Mentre da sola camminavo il mio sguardo si posava spesso sugli alberi che erano spogli oppure sul terreno fangoso e senza vita. Era uno scenario triste e desolato, ma non potevo fare a meno di sentirmi grata per essere ancora viva e per avere la mia famiglia al mio fianco: durante la notte avevo sentito i miei genitori che tante persone erano morte a causa dell’eruzione del Vesuvio.

Continuavo a chiedermi cosa sarebbe successo in futuro, ma non avevo risposte. Ero solo una bambina di dodici anni, e non avevo il potere di cambiare ciò che stava accadendo, ma sapevo che dovevo essere forte e aiutare mia madre e mio padre che si prendevano cura delle mie sorelline. In quel momento, camminando senza meta attorno alla masseria Rutiglia, ho capito che l’importante era essere presenti e sopravvivere accogliendo un giorno alla volta.

In mezzo a tutta questa incertezza, arrivò un frate predicatore. Era un uomo anziano, con i capelli grigi e gli occhi brillanti. Indossava una lunga tonaca nera e un crocifisso di legno al collo.

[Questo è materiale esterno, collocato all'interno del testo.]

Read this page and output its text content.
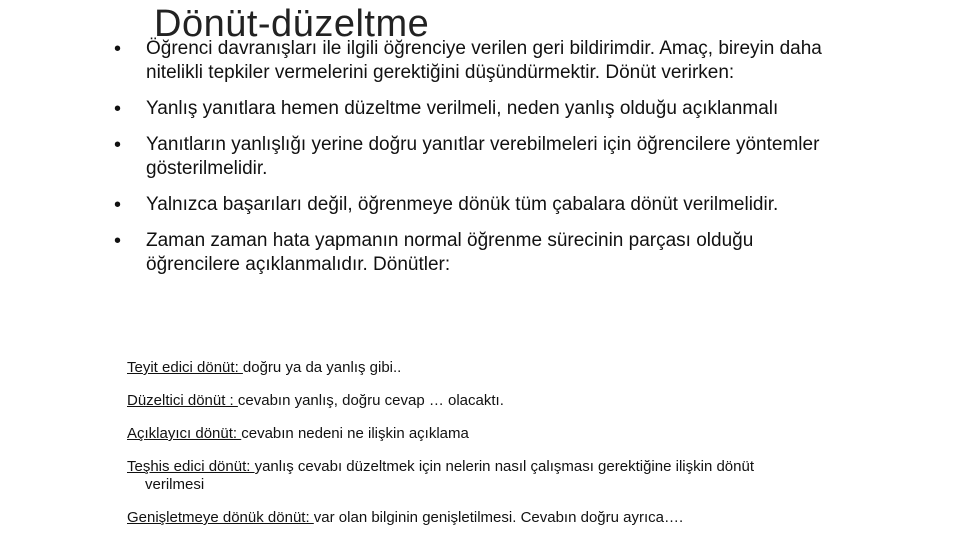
Dönüt-düzeltme
• Öğrenci davranışları ile ilgili öğrenciye verilen geri bildirimdir. Amaç, bireyin daha nitelikli tepkiler vermelerini gerektiğini düşündürmektir. Dönüt verirken:
• Yanlış yanıtlara hemen düzeltme verilmeli, neden yanlış olduğu açıklanmalı
• Yanıtların yanlışlığı yerine doğru yanıtlar verebilmeleri için öğrencilere yöntemler gösterilmelidir.
• Yalnızca başarıları değil, öğrenmeye dönük tüm çabalara dönüt verilmelidir.
• Zaman zaman hata yapmanın normal öğrenme sürecinin parçası olduğu öğrencilere açıklanmalıdır. Dönütler:
Teyit edici dönüt: doğru ya da yanlış gibi..
Düzeltici dönüt : cevabın yanlış, doğru cevap … olacaktı.
Açıklayıcı dönüt: cevabın nedeni ne ilişkin açıklama
Teşhis edici dönüt: yanlış cevabı düzeltmek için nelerin nasıl çalışması gerektiğine ilişkin dönüt verilmesi
Genişletmeye dönük dönüt: var olan bilginin genişletilmesi. Cevabın doğru ayrıca….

Il frate parlò con i contadini che erano venuti ad ascoltarlo, incoraggiandoli con parole piene di fede e dicendo che Dio avrebbe protetto i loro figli. Poi si rivolse a noi bambini e ci parlò con dolcezza. Ci raccontò storie di santi e di eroi che avevano combattuto per la giustizia e ci disse che, se avessimo avuto fede, avremmo potuto superare qualsiasi ostacolo. 

Quando il frate andò via, andai senza rendermi conto verso il giardino cinto da un alto muro e siccome il cancello in ferro era aperto, vi entrai e mi trovai davanti al capitello dove era stata posta un’immagine della Vergine di Pompei. Avrei voluto pregare con le parole del “Salve o Regina”, ma in quel momento non riuscivo a ricordarmela seppure l’avessi recitata tante volte, e allora mi inginocchiai e chiusi gli occhi, iniziai a pregare con le prime parole che mi venivano dicendo:

Mia dolce Regina,

tu che sei la Madre di Dio,

guarda con amore me

che oggi mi rivolgo a te con questa preghiera.

In questi tempi oscuri,

la guerra ci circonda e il Vesuvio erutta

minacciando la nostra casa.

Ma nonostante tutto questo,

io non perdo la speranza,

perché so che tu sei sempre al mio fianco

per proteggermi e per guidarmi.

Prego per la mia anima

e per quella dei miei familiari,

affinché possiamo tutti trovare la forza

e la pace necessarie

per superare questi momenti difficili.

Sii la nostra guida, o Madre di Dio,

e aiutaci a superare ogni ostacolo.

Amen.

Mentre pregavo sentii una forza profonda e tranquilla scorrermi dentro, una forza che mi confortava e mi dava coraggio. Quando poi aprì gli occhi mi accorsi che il cielo si stava schiarendo e che i primi raggi di sole stavano cominciando a filtrare tra le nuvole. Era un segno di speranza, un promemoria che la vita andava avanti anche nei momenti più difficili. Mi alzai in piedi, decisa ad affrontare il futuro con coraggio e determinazione, e pronta a lottare per la mia famiglia e per me stessa.